Previous studies of the frozen carcass of a baby mammoth called Dima revealed it was more similar to the Asian elephant than the African elephant.
"We decided to remove the mammoth complete with its surrounding permafrost to enable us to collect as much data as possible about the way it lived," says Mr Mol.
"The data we will be collecting from plant remains, insects, the mammoth carcass and its internal organs will enable us to reconstruct the mammoth and its environment accurately.
"We also hope to correct the popular belief that mammoths were adapted to the snow-covered Ice Age tundra and in fact lived on a grass steppe, the so-called Mammoth Steppe, which was widespread in the Northern Hemisphere 250,000 years ago."
The scientists were alerted to the remains when nomads belonging to the Dolgan people found a tusk sticking out of the ground.
The mammoth has been named Jarkov, after the family of Genardi Jarkov, the 9-year-old herder who discovered it in 1997.
The family guided the scientists to the remote site two years ago.
After negotiating to buy the tusks in return for new skidoos (motorised snow vehicles) and supplies of sugar, flour and bread, the team began excavations.
Last October, the block of ice was airlifted to the Siberian town of Khatanga.
A study of the mammoth's molars has revealed that it was about 47 when it died.
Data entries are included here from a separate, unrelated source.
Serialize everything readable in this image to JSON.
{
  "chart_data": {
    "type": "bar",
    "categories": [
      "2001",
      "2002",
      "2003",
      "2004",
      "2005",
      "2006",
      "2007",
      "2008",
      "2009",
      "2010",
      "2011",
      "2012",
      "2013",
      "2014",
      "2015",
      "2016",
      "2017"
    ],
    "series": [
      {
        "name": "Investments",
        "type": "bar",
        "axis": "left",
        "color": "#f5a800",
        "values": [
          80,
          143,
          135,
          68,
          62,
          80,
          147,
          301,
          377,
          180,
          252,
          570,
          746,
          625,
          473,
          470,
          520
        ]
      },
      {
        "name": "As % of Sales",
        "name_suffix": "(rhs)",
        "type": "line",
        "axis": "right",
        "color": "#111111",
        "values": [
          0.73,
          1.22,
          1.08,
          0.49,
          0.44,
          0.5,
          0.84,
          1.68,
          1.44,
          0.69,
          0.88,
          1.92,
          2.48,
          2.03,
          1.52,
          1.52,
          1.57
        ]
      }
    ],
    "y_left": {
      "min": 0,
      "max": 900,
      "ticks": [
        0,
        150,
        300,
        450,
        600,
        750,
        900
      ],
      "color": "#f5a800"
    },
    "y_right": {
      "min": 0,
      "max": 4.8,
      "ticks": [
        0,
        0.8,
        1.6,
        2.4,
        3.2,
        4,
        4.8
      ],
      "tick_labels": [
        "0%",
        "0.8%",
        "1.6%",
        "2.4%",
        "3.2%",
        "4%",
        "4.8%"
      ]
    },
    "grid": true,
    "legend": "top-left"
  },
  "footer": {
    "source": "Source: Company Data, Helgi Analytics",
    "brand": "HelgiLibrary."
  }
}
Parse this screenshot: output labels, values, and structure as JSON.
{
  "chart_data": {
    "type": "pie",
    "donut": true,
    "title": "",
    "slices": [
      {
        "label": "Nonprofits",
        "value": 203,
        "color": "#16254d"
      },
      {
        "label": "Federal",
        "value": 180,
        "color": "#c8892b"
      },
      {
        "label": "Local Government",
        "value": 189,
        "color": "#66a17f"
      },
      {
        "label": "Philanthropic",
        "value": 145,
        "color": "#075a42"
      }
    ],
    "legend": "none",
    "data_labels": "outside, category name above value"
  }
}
The size of the tusks suggest it was a male.
In April, the block of ice will be placed in a special snow cave where temperatures are a constant minus 15 degrees.
A dozen hairdriers will be mounted on an overhead frame and the researchers plan to melt the ice over a year.
Mr Mol says previous mammoth carcass finds were wasted because researchers tried to defrost the animals as quickly as possible.
They ended up washing away most of the clues contained in the dense coats.
Already, strands of perfectly preserved grass have been found in the Jarkov mammoth's coat.
Researchers using ground radar have detected six other woolly mammoths in the Siberian permafrost.
Another site is believed to contain a woolly rhino.